At this point most people would add some almond extract, some other flavoring, or both. But on tasting my marzipan I found that the level of bitter-almond flavor was perfect. I didn’t need any almond extract, and I certainly didn’t want to cover up the natural bitter-almond flavor of my marzipan with rosewater, orange flower water, or vanilla extract.
The marzipan was quite soft. I knew it would firm up as it cooled, and then I could cut it or mold it into shapes and let the pieces dry in a cool oven. Because I didn’t plan to use the marzipan right away, however, I decided to try another method of drying it out: I heated it, turning it often, in an iron skillet over a burner set on low heat. Then I let the marzipan cool for an hour, and I divided the still-warm mass into two 1-pound loaves. When they had cooled further, I stored one in the freezer and the other in the fridge.
Here is my complete recipe:
Marzipan with (or without) Hall’s Hardy Almonds
For a stronger bitter-almond flavor, use a higher proportion of Hall’s Hardy to California almonds—say, 4 ounces Hall’s to 12 ounces California almonds.
If you’d like to flavor your marzipan with rosewater or orange flower water, spread your blanched almonds on a towel and let them dry thoroughly before grinding them. Add the liquid during the grinding or incorporate it afterward.
You can use this recipe with ordinary almonds alone, if you like, by starting with a pound of almonds and, at the end, adding almond extract to taste.
2.5 ounces Hall’s Hardy almonds
13.5 ounces California almonds
2 cups sugar
1 cup water
Blanch the almonds for 1 minute in a pot of boiling water. Drain the almonds, and squeeze off their skins. (If you’re concerned about amygdalin in the Hall’s Hardy almonds, do as I did: Cover them with boiling water, and drain them only after 30 minutes of soaking.)
In a food processor, grind the blanched almonds in batches to a fine meal. Collect the meal in a bowl.
In a saucepan, heat the sugar and water slowly, stirring, until the sugar has completely dissolved.

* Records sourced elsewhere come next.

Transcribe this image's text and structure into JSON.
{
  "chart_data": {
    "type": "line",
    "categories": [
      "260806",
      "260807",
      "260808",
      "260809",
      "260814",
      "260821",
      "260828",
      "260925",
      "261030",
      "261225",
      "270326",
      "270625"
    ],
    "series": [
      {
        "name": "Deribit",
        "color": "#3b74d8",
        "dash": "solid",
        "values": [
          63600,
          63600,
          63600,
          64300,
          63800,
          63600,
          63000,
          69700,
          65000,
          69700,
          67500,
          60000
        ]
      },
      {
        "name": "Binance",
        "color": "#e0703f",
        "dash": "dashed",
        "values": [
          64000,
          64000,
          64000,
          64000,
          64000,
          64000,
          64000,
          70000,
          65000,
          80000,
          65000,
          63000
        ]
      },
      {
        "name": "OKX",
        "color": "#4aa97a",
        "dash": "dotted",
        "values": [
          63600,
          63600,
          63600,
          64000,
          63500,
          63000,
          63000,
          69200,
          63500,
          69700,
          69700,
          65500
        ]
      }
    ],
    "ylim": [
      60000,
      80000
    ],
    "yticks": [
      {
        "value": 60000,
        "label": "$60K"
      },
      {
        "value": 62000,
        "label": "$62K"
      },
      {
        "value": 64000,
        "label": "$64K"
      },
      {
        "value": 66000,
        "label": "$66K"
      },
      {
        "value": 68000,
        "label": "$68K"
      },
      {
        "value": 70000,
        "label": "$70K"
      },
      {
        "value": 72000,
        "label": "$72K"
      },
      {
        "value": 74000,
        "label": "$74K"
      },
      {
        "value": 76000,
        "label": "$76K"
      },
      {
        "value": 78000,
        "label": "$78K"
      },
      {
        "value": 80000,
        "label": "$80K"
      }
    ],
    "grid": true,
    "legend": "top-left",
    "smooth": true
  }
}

Raise the heat to medium-high, and boil the syrup until it spins a thread in a glass of cold water, or to about 232 degrees F.
Pour the syrup into the almond meal, stirring thoroughly.
Heat a large iron skillet over the lowest heat setting. Add the marzipan. Stirring, gradually raise the heat as needed until you can see tiny bubbles evaporate on the bottom of the pan; from a distance this looks like a vanishing white haze. Don’t let the pan get any hotter; you don’t want to caramelize the marzipan. Continue turning it in the pan for about 10 minutes, until the mass is noticeably firmer.
Remove the pan from the heat, and let the marzipan cool.
Form the marzipan into two loaves. Wrap them in plastic wrap or first in parchment paper and then in foil. Store the loaves in the refrigerator or freezer until you’re ready to use them.